Indagini a tutto campo dopo la scoperta dell’ombra del clan Moccia sulla stazione di Afragola

Sotto la lente degli inquirenti sarebbe finita la capacità del clan Moccia nell’avvicinarsi e nell’infiltrarsi per controllare tutte quelle aziende che potessero essere coinvolte nella realizzazione della TAV di Afragola.

Ma non solo, infatti, sembrerebbe che, addirittura, il clan Moccia facesse da “investitore occulto”, riuscendo a somministrare del capitale. In certi casi sembrerebbe anche che abbia assunto un ruolo sostitutivo dei vari istituti bancari chiamati a sovvenzionare.

Una fitta rete, quindi, quella che emergerebbe dalle indagini, volta a creare una situazione tale da fare in modo che le offerte fatte alla stazione appaltante dalle aziende fossero al ribasso e più appetibili.

Al momento le indagini si starebbero concentrando su due subappalti: quello relativo all’azienda “Kam”, la quale avrebbe subappaltato costruzioni per poco più di 1.866.000 euro e che si sarebbe dovuta occupare della realizzazione delle strade di accesso alla stazione, e un secondo appalto, stimato in circa sei milioni di euro, affidato alla ditta “Castaldo” per la realizzazione delle carpenterie metalliche.

Per l’indagine in corso ci sarebbero già i primi nomi di esponenti ritenuti principalmente collaboratori di tutta la gestione malavitosa di infiltrazioni ed agevolazioni.

Il primo indagato risulterebbe essere Giovanni Esposito, ritenuto punto focale del rapporto tra Angelo Moccia e gli imprenditori impegnati nei lavori. Esposito, infatti, sarebbe molto amico di Moccia al punto tale da essere stato intercettato mentre, insieme alla sua compagna, si godeva una vacanza a Dubai da mille e una notte.

Entrambi, infatti, pare alloggiassero in una suite dal costo esorbitante, circa 2000 dollari a notte, allocata in uno degli hotel extra luxury del califfato.

Un legame, dunque, molto stretto ed intimo che, secondo gli investigatori, avvalorerebbe l’affidabilità riservata ad Esposito da Angelo Moccia circa le procedure d’assegnazione e gestione degli appalti.

L’altro indagato, invece, sarebbe Giuseppe De Luca, cognato di Angelo Moccia, già finito nel mirino degli inquirenti per la sua storia imprenditoriale finita con una condanna per associazione mafiosa e una per armi e droga, risalenti a fine anni ’80.

Ma non solo, le indagini su Giuseppe De Luca andrebbero anche oltre le sue aziende che sembrerebbero tutte messe su appositamente per gestire malaffari, sfruttando anche i nominativi di moglie e figlio a mo’ di prestanome.

Ma l’elemento più importante della sua carriera sarebbe attribuibile alla società Railway, un’azienda leader negli ultimi anni, capace di ottenere appalti sia in Campania che nel Lazio.

E’ nel 2012, infatti, che la Railway sposta la sua sede da Roma a Casoria, sede nella quale il De Luca figurerebbe come un semplice dipendente ma, di fatto, ne sarebbe il gestore.

In quello stesso anno, infatti, la Railway sancisce un importante accordo con RFI, rete ferroviaria italiana,  siglando un accordo di appalto per la realizzazione di lavori pari a circa 4.600.000 euro.

In quello stesso periodo entrerebbe in gioco sull’appalto anche la ditta Edilmer, azienda edile del settore cantieristico, già nota per stretti legami al clan.
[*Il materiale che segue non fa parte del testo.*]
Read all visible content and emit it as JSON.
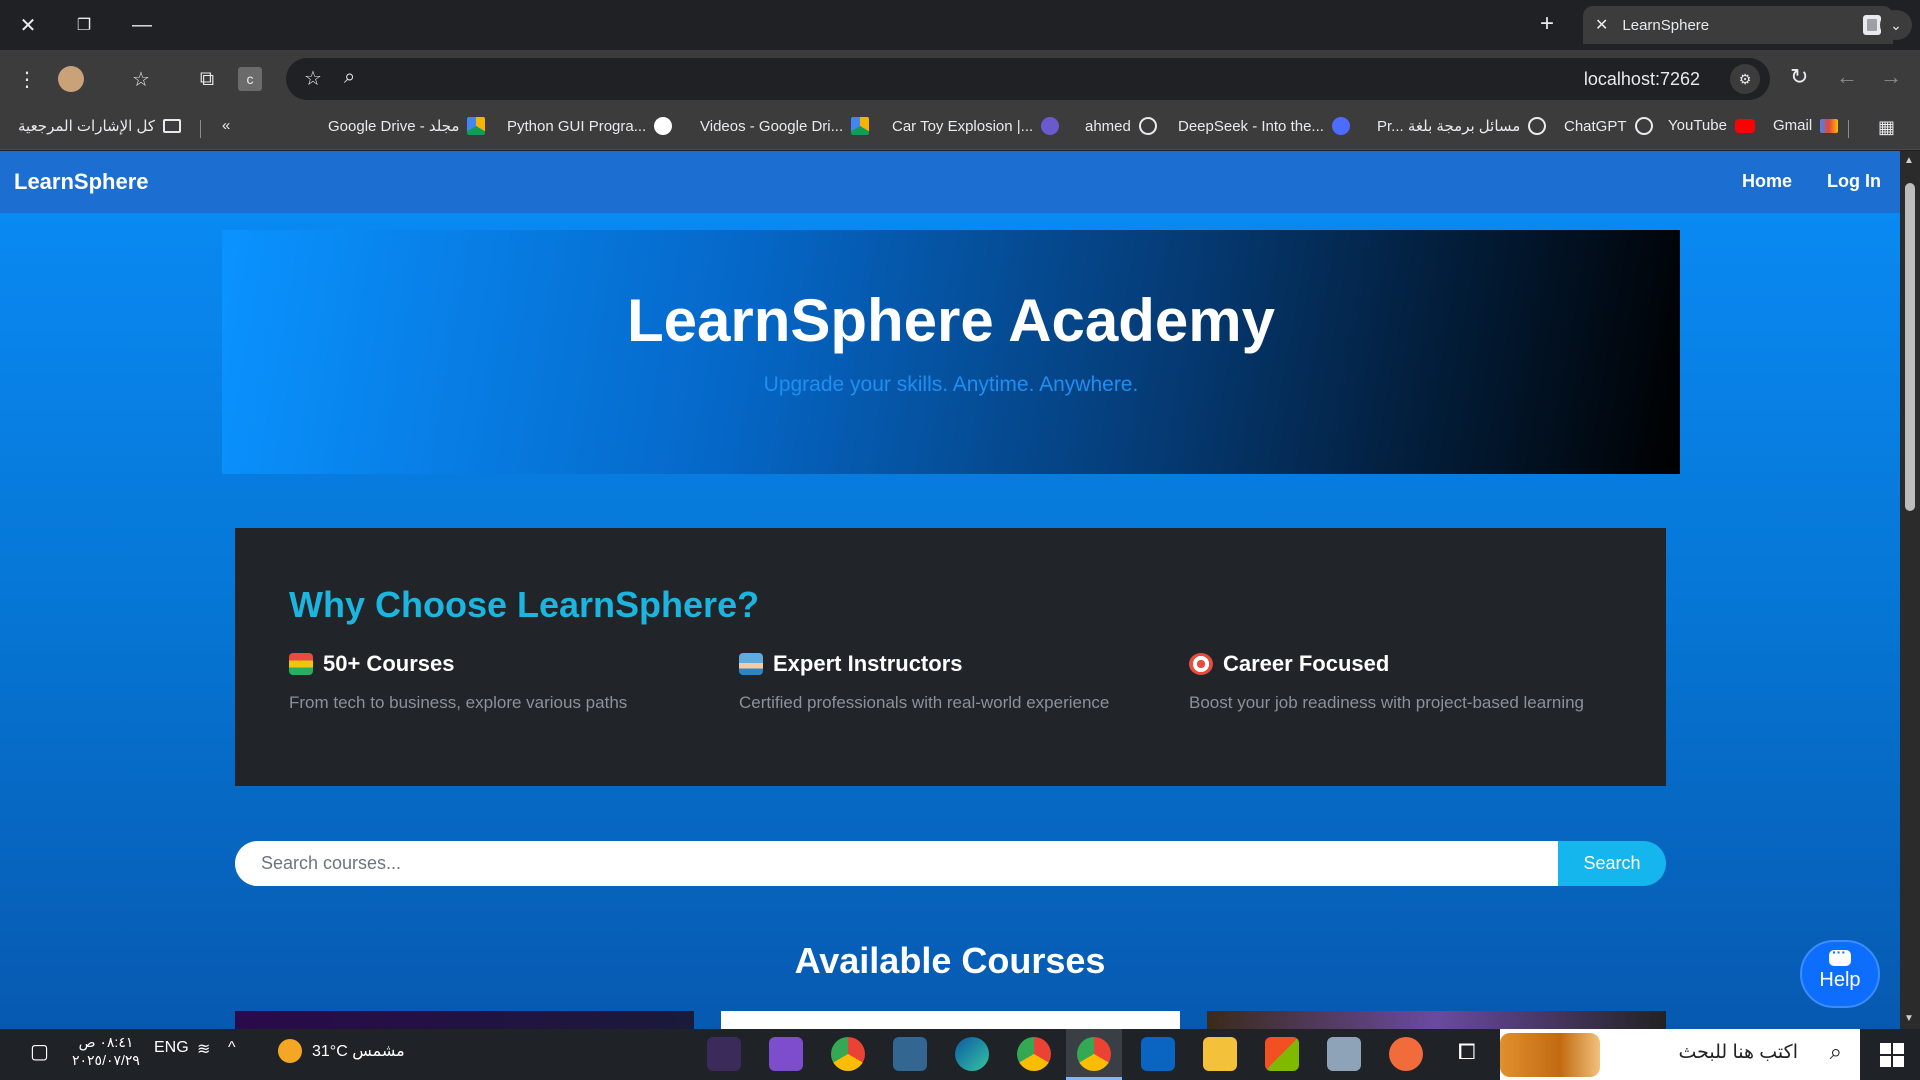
{
  "browser": {
    "tab": {
      "title": "LearnSphere",
      "close": "✕",
      "new_tab": "+",
      "menu": "⌄"
    },
    "window": {
      "close": "✕",
      "restore": "❐",
      "minimize": "—"
    },
    "toolbar": {
      "url": "localhost:7262",
      "site_settings": "⚙",
      "menu": "⋮",
      "favorites": "☆",
      "extensions": "⧉",
      "reload": "↻",
      "back": "←",
      "forward": "→"
    },
    "bookmarks": {
      "all_bookmarks": "كل الإشارات المرجعية",
      "overflow": "«",
      "items": [
        {
          "label": "Google Drive - مجلد",
          "icon": "google-drive-icon",
          "color": "#f4b400"
        },
        {
          "label": "Python GUI Progra...",
          "icon": "python-icon",
          "color": "#ffffff"
        },
        {
          "label": "Videos - Google Dri...",
          "icon": "google-drive-icon",
          "color": "#0f9d58"
        },
        {
          "label": "Car Toy Explosion |...",
          "icon": "star-badge-icon",
          "color": "#6a5acd"
        },
        {
          "label": "ahmed",
          "icon": "globe-icon",
          "color": "#e8eaed"
        },
        {
          "label": "DeepSeek - Into the...",
          "icon": "deepseek-icon",
          "color": "#4d6bfe"
        },
        {
          "label": "Pr... مسائل برمجة بلغة",
          "icon": "logo-icon",
          "color": "#e8eaed"
        },
        {
          "label": "ChatGPT",
          "icon": "chatgpt-icon",
          "color": "#e8eaed"
        },
        {
          "label": "YouTube",
          "icon": "youtube-icon",
          "color": "#ff0000"
        },
        {
          "label": "Gmail",
          "icon": "gmail-icon",
          "color": "#ea4335"
        }
      ]
    }
  },
  "page": {
    "brand": "LearnSphere",
    "nav": {
      "home": "Home",
      "login": "Log In"
    },
    "hero": {
      "title": "LearnSphere Academy",
      "subtitle": "Upgrade your skills. Anytime. Anywhere."
    },
    "why": {
      "heading": "Why Choose LearnSphere?",
      "features": [
        {
          "title": "50+ Courses",
          "desc": "From tech to business, explore various paths",
          "icon": "books-icon"
        },
        {
          "title": "Expert Instructors",
          "desc": "Certified professionals with real-world experience",
          "icon": "teacher-icon"
        },
        {
          "title": "Career Focused",
          "desc": "Boost your job readiness with project-based learning",
          "icon": "target-icon"
        }
      ]
    },
    "search": {
      "placeholder": "Search courses...",
      "button": "Search"
    },
    "courses_heading": "Available Courses",
    "help": "Help"
  },
  "taskbar": {
    "time": "٠٨:٤١ ص",
    "date": "٢٠٢٥/٠٧/٢٩",
    "lang": "ENG",
    "weather": "31°C مشمس",
    "search_placeholder": "اكتب هنا للبحث"
  },
  "colors": {
    "accent": "#1bb5e0",
    "navbar": "#1c6fd1",
    "search_button": "#15b6ee",
    "card_bg": "#212529"
  }
}
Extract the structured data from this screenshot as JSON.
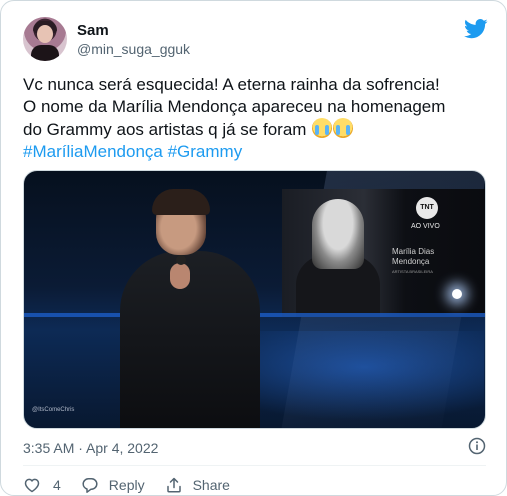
{
  "author": {
    "name": "Sam",
    "handle": "@min_suga_gguk"
  },
  "tweet": {
    "lines": [
      "Vc nunca será esquecida! A eterna rainha da sofrencia!",
      "O nome da Marília Mendonça apareceu na homenagem",
      "do Grammy aos artistas q já se foram"
    ],
    "hashtags": [
      "#MaríliaMendonça",
      "#Grammy"
    ],
    "emoji": "loudly-crying-face"
  },
  "media": {
    "screen_name_line1": "Marília Dias",
    "screen_name_line2": "Mendonça",
    "screen_caption": "ARTISTA BRASILEIRA",
    "broadcaster": "TNT",
    "broadcast_status": "AO VIVO",
    "watermark": "@ItsComeChris"
  },
  "meta": {
    "timestamp": "3:35 AM · Apr 4, 2022"
  },
  "actions": {
    "like_count": "4",
    "reply_label": "Reply",
    "share_label": "Share"
  },
  "colors": {
    "brand": "#1d9bf0",
    "text": "#0f1419",
    "muted": "#536471",
    "border": "#cfd9de"
  },
  "icons": {
    "brand": "twitter-bird-icon",
    "info": "info-icon",
    "like": "heart-icon",
    "reply": "reply-bubble-icon",
    "share": "share-icon"
  }
}
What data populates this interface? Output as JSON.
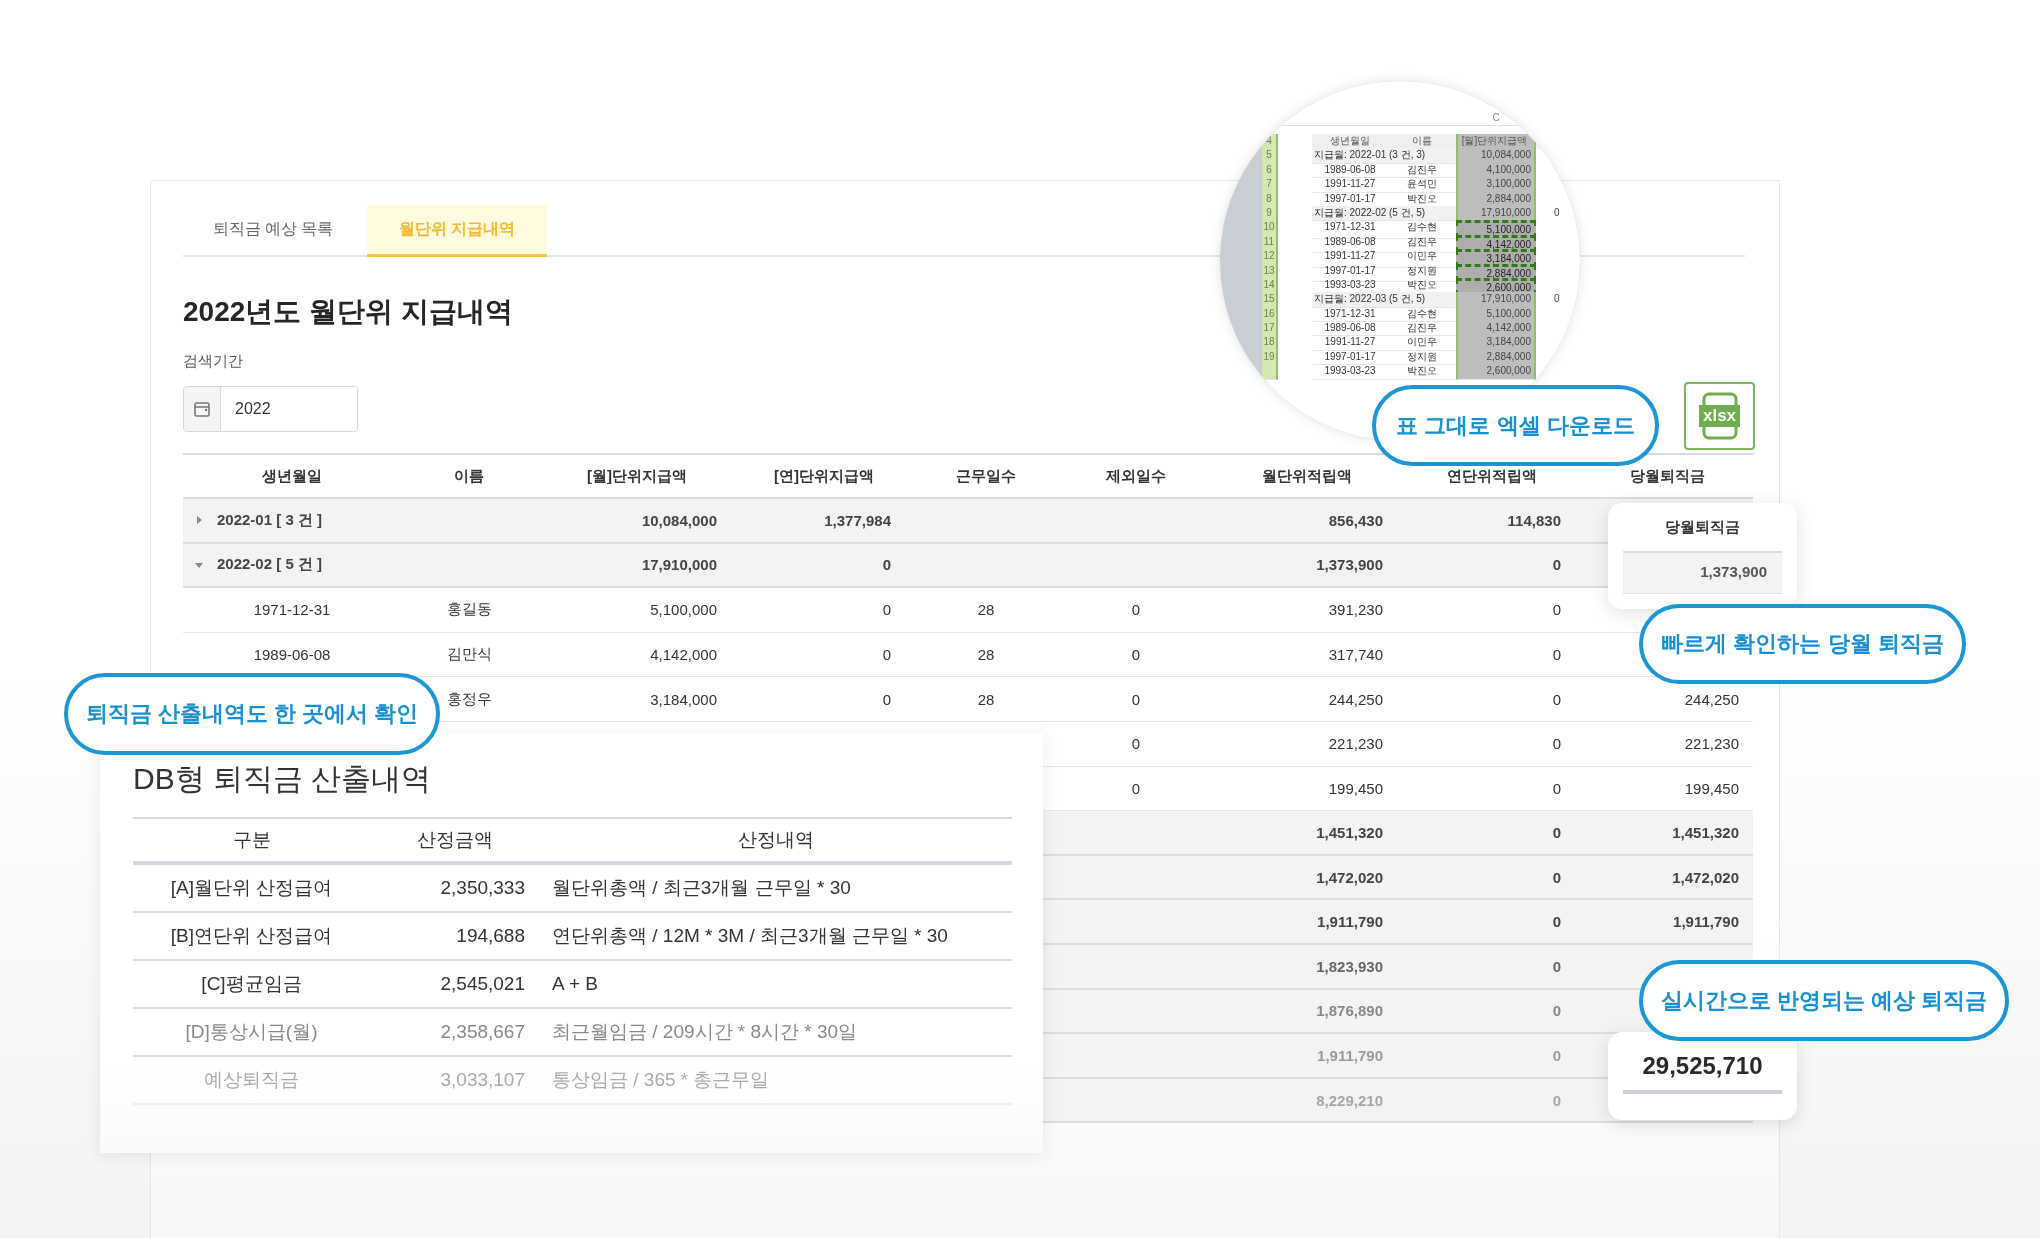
{
  "tabs": [
    {
      "label": "퇴직금 예상 목록",
      "selected": false
    },
    {
      "label": "월단위 지급내역",
      "selected": true
    }
  ],
  "title": "2022년도 월단위 지급내역",
  "search": {
    "label": "검색기간",
    "value": "2022"
  },
  "export_button": {
    "label": "xlsx"
  },
  "table": {
    "columns": [
      "생년월일",
      "이름",
      "[월]단위지급액",
      "[연]단위지급액",
      "근무일수",
      "제외일수",
      "월단위적립액",
      "연단위적립액",
      "당월퇴직금"
    ],
    "rows": [
      {
        "kind": "group",
        "expanded": false,
        "label": "2022-01 [ 3 건 ]",
        "monthly_pay": "10,084,000",
        "yearly_pay": "1,377,984",
        "monthly_reserve": "856,430",
        "yearly_reserve": "114,830"
      },
      {
        "kind": "group",
        "expanded": true,
        "label": "2022-02 [ 5 건 ]",
        "monthly_pay": "17,910,000",
        "yearly_pay": "0",
        "monthly_reserve": "1,373,900",
        "yearly_reserve": "0"
      },
      {
        "kind": "detail",
        "birth": "1971-12-31",
        "name": "홍길동",
        "monthly_pay": "5,100,000",
        "yearly_pay": "0",
        "work_days": "28",
        "excluded_days": "0",
        "monthly_reserve": "391,230",
        "yearly_reserve": "0"
      },
      {
        "kind": "detail",
        "birth": "1989-06-08",
        "name": "김만식",
        "monthly_pay": "4,142,000",
        "yearly_pay": "0",
        "work_days": "28",
        "excluded_days": "0",
        "monthly_reserve": "317,740",
        "yearly_reserve": "0"
      },
      {
        "kind": "detail",
        "name": "홍정우",
        "monthly_pay": "3,184,000",
        "yearly_pay": "0",
        "work_days": "28",
        "excluded_days": "0",
        "monthly_reserve": "244,250",
        "yearly_reserve": "0",
        "month_severance": "244,250"
      },
      {
        "kind": "detail",
        "excluded_days": "0",
        "monthly_reserve": "221,230",
        "yearly_reserve": "0",
        "month_severance": "221,230"
      },
      {
        "kind": "detail",
        "excluded_days": "0",
        "monthly_reserve": "199,450",
        "yearly_reserve": "0",
        "month_severance": "199,450"
      },
      {
        "kind": "group",
        "monthly_reserve": "1,451,320",
        "yearly_reserve": "0",
        "month_severance": "1,451,320"
      },
      {
        "kind": "group",
        "monthly_reserve": "1,472,020",
        "yearly_reserve": "0",
        "month_severance": "1,472,020"
      },
      {
        "kind": "group",
        "monthly_reserve": "1,911,790",
        "yearly_reserve": "0",
        "month_severance": "1,911,790"
      },
      {
        "kind": "group",
        "monthly_reserve": "1,823,930",
        "yearly_reserve": "0"
      },
      {
        "kind": "group",
        "monthly_reserve": "1,876,890",
        "yearly_reserve": "0"
      },
      {
        "kind": "group",
        "monthly_reserve": "1,911,790",
        "yearly_reserve": "0"
      },
      {
        "kind": "group",
        "monthly_reserve": "8,229,210",
        "yearly_reserve": "0"
      }
    ]
  },
  "spreadsheet": {
    "column_letter": "C",
    "rows": [
      {
        "number": "4",
        "kind": "header",
        "selected": false,
        "cells": [
          "생년월일",
          "이름",
          "[월]단위지급액"
        ]
      },
      {
        "number": "5",
        "kind": "group",
        "selected": false,
        "cells": [
          "지급월: 2022-01 (3 건, 3)",
          "10,084,000"
        ]
      },
      {
        "number": "6",
        "kind": "detail",
        "selected": false,
        "cells": [
          "1989-06-08",
          "김진우",
          "4,100,000"
        ]
      },
      {
        "number": "7",
        "kind": "detail",
        "selected": false,
        "cells": [
          "1991-11-27",
          "윤석민",
          "3,100,000"
        ]
      },
      {
        "number": "8",
        "kind": "detail",
        "selected": false,
        "cells": [
          "1997-01-17",
          "박진오",
          "2,884,000"
        ]
      },
      {
        "number": "9",
        "kind": "group",
        "selected": false,
        "cells": [
          "지급월: 2022-02 (5 건, 5)",
          "17,910,000",
          "0"
        ]
      },
      {
        "number": "10",
        "kind": "detail",
        "selected": true,
        "cells": [
          "1971-12-31",
          "김수현",
          "5,100,000"
        ]
      },
      {
        "number": "11",
        "kind": "detail",
        "selected": true,
        "cells": [
          "1989-06-08",
          "김진우",
          "4,142,000"
        ]
      },
      {
        "number": "12",
        "kind": "detail",
        "selected": true,
        "cells": [
          "1991-11-27",
          "이민우",
          "3,184,000"
        ]
      },
      {
        "number": "13",
        "kind": "detail",
        "selected": true,
        "cells": [
          "1997-01-17",
          "정지원",
          "2,884,000"
        ]
      },
      {
        "number": "14",
        "kind": "detail",
        "selected": true,
        "cells": [
          "1993-03-23",
          "박진오",
          "2,600,000"
        ]
      },
      {
        "number": "15",
        "kind": "group",
        "selected": false,
        "cells": [
          "지급월: 2022-03 (5 건, 5)",
          "17,910,000",
          "0"
        ]
      },
      {
        "number": "16",
        "kind": "detail",
        "selected": false,
        "cells": [
          "1971-12-31",
          "김수현",
          "5,100,000"
        ]
      },
      {
        "number": "17",
        "kind": "detail",
        "selected": false,
        "cells": [
          "1989-06-08",
          "김진우",
          "4,142,000"
        ]
      },
      {
        "number": "18",
        "kind": "detail",
        "selected": false,
        "cells": [
          "1991-11-27",
          "이민우",
          "3,184,000"
        ]
      },
      {
        "number": "19",
        "kind": "detail",
        "selected": false,
        "cells": [
          "1997-01-17",
          "정지원",
          "2,884,000"
        ]
      },
      {
        "kind": "detail",
        "selected": false,
        "cells": [
          "1993-03-23",
          "박진오",
          "2,600,000"
        ]
      }
    ]
  },
  "month_card": {
    "header": "당월퇴직금",
    "value": "1,373,900"
  },
  "db_panel": {
    "title": "DB형 퇴직금 산출내역",
    "columns": [
      "구분",
      "산정금액",
      "산정내역"
    ],
    "rows": [
      {
        "label": "[A]월단위 산정급여",
        "amount": "2,350,333",
        "formula": "월단위총액 / 최근3개월 근무일 * 30"
      },
      {
        "label": "[B]연단위 산정급여",
        "amount": "194,688",
        "formula": "연단위총액 / 12M * 3M / 최근3개월 근무일 * 30"
      },
      {
        "label": "[C]평균임금",
        "amount": "2,545,021",
        "formula": "A + B"
      },
      {
        "label": "[D]통상시급(월)",
        "amount": "2,358,667",
        "formula": "최근월임금 / 209시간 * 8시간 * 30일"
      },
      {
        "label": "예상퇴직금",
        "amount": "3,033,107",
        "formula": "통상임금 / 365 * 총근무일"
      }
    ]
  },
  "total_card": {
    "value": "29,525,710"
  },
  "callouts": [
    {
      "text": "표 그대로 엑셀 다운로드"
    },
    {
      "text": "빠르게 확인하는 당월 퇴직금"
    },
    {
      "text": "퇴직금 산출내역도 한 곳에서 확인"
    },
    {
      "text": "실시간으로 반영되는 예상 퇴직금"
    }
  ]
}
In quell’anno, infatti, la Edilmer avrebbe ricevuto un bonifico di 1.500.000 euro per trasferire il suo autoparco nella proprietà di un’altra azienda, la Depar, azienda ritenuta di proprietà del clan Moccia.

Da quel momento, secondo gli inquirenti, il clan avrebbe definitivamente messo le sue mani sulla gestione della stazione di Afragola.

Le indagini avrebbero, poi, portato alla luce tantissimi altri nomi di ditte coinvolte nella rete intessuta con forti pressioni da parte dei due indagati: una situazione talmente fitta ed ingarbugliata, che si sarebbero addirittura industriati per alterare la contabilità delle ditte aggiudicatarie al fine di evitare i controlli.

L’indagine condotta dalla Direzione Distrettuale Antimafia starebbe continuando anche per individuare eventuali infiltrazioni all’interno del gruppo RFI. si ipotizzerebbe, infatti, un probabile sistema di corruzione tra alcuni dipendenti stessi di RFI.

L’azienda, intanto, attraverso una nota, fa sapere di aver iniziato un’indagine interna avvalendosi della collaborazione dell‘Antimafia.